Conjuntura Estudantes em luta pelo SUS e para além do SUS Políticas de Saúde

Financiamento em Saúde: De Onde Viemos e Para Onde Vamos? No ratings yet.

A falta de destinação de recursos adequados para o SUS foi, desde sua criação, um grande entrave para a sua consolidação na forma em que fora idealizado. Ao longo de toda a década de 90 o novo sistema sofreu com uma intensa instabilidade de receitas: por alguns anos sendo financiado por recursos vindos de impostos da seguridade social que sofriam variação na porcentagem destinada à saúde pela Lei de Diretrizes Orçamentárias, e ora sim, ora não tendo a contribuição de outros impostos como a CPMF. Nos anos 2000, mesmo após a aprovação da Emenda Constitucional 29 que estipulou percentuais mínimos de investimento em saúde por parte da União, dos estados e dos municípios, tivemos ao longo dos anos o desvio recorrente das receitas da seguridade social e da saúde para o pagamento da dívida pública por meio da Desvinculação de Receitas da União (DRU).

Outro grande impasse que se colocou desde a criação do SUS foi a permissão pela Constituição de 1988 de atividade da iniciativa privada a partir da suplementaridade ou da complementaridade entre os sistemas, fazendo com que o seu pleno desenvolvimento de forma 100% pública e estatal fosse sempre visto como uma grande ameaça aos lucros das grandes empresas de serviços e planos de saúde. É exatamente por isso que ao longo dos últimos 30 anos o que temos acompanhado é um verdadeiro parasitismo das empresas privadas por dentro do Estado sob os chamados “novos modelos de gestão”, que nada mais são do que o neoliberalismo lançando mão de novas formas de mercantilização, terceirização e privatização dos serviços. A criação das Organizações Sociais (OS), Organizações da Sociedade Civil de Interesse Público (OSCIP), da Empresa Brasileira de Serviços Hospitalares (EBSERH), o crescente incentivo fiscal às Instituições Filantrópicas e os perdões bilionários de dívidas das empresas de planos de saúde são exemplos claros de como desde a década de 90 e ao longo dos anos 2000 o projeto neoliberal não parou, em nenhum momento, de avançar e desfinanciar o SUS.

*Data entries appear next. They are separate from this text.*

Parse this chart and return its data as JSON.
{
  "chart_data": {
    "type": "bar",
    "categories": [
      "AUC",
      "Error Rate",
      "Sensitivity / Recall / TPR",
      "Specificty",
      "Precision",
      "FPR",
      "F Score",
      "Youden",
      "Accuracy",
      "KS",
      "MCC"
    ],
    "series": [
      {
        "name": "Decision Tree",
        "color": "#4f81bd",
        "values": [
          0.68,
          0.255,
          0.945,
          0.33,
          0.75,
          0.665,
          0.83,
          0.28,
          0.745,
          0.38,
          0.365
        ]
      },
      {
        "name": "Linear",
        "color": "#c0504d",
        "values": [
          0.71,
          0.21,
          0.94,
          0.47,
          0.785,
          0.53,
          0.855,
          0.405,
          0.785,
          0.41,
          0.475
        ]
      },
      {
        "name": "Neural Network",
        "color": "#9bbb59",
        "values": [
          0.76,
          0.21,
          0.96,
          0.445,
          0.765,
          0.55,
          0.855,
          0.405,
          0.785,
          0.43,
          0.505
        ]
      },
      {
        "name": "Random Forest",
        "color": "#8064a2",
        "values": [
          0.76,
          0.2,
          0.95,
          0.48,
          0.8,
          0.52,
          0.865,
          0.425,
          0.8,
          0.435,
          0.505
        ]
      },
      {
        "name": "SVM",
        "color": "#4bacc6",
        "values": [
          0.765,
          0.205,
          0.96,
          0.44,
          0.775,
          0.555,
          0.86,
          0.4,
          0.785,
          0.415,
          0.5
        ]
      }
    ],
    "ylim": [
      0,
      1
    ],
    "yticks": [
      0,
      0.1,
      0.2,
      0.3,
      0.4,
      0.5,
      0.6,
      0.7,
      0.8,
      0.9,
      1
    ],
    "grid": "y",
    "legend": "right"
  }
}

Para piorar, nos últimos anos, mais do que o seu desfinanciamento, o que temos acompanhado é o seu verdadeiro desmonte. No governo Temer, só para citar alguns dos retrocessos, a aprovação da Emenda Constitucional de Teto dos Gastos congelou os investimentos públicos nas áreas sociais pelos próximos 20 anos, a contrarreforma trabalhista precarizou e flexibilizou ainda mais as formas de contratação, e a nova Política Nacional de Atenção Básica reverteu o financiamento prioritário em Unidades da Saúde da Família e retirou a obrigatoriedade de contratação nas equipes de saúde dos Agentes Comunitários. Nos primeiros 200 dias do governo Bolsonaro, por sua vez, temos acompanhado os inúmeros retrocessos anunciados em áreas que impactam diretamente a saúde, além da destruição do sistema público de previdência social com a proposta da “Nova Previdência”, mostrando como a saúde pública e o SUS se encontram sob grave ameaça.

Diante desse calamitoso cenário, qual seria o nosso papel enquanto estudantes e futuros trabalhadores da área da saúde? Mais do que fazer frente a todo esse retrocesso nas nossas lutas do movimento estudantil, precisamos também começar a pensar e a construir uma alternativa real de saúde coletiva popular. Precisamos sim defender o SUS e todas as ameaças que se lançam sobre ele, mas é preciso também ir além e propor um projeto político que construa um sistema de saúde completamente livre da iniciativa privada; com destinação de investimento público e estatal para áreas que contribuam para a nossa soberania nacional; com o fortalecimento e investimento em pesquisas na área da saúde socialmente referenciadas; com investimento público 100% estatal suficiente e adequado nos três níveis de atenção; e, principalmente, um Estado que seja mais comprometido com a saúde da população do que com a fortuna e taxa de lucro de banqueiros e empresários de planos de saúde.

Por isso, é ainda mais importante que nesse momento consigamos analisar de forma qualitativa o que todo esse período de existência do SUS significou. Se a história nos prova como a sua consolidação nunca foi verdadeiramente possível sob tantos ataques do mercado e do capital, não deve ser utopia ou mero devaneio nos perguntar: é possível a saúde ser um direito em um sistema que mercantiliza a vida?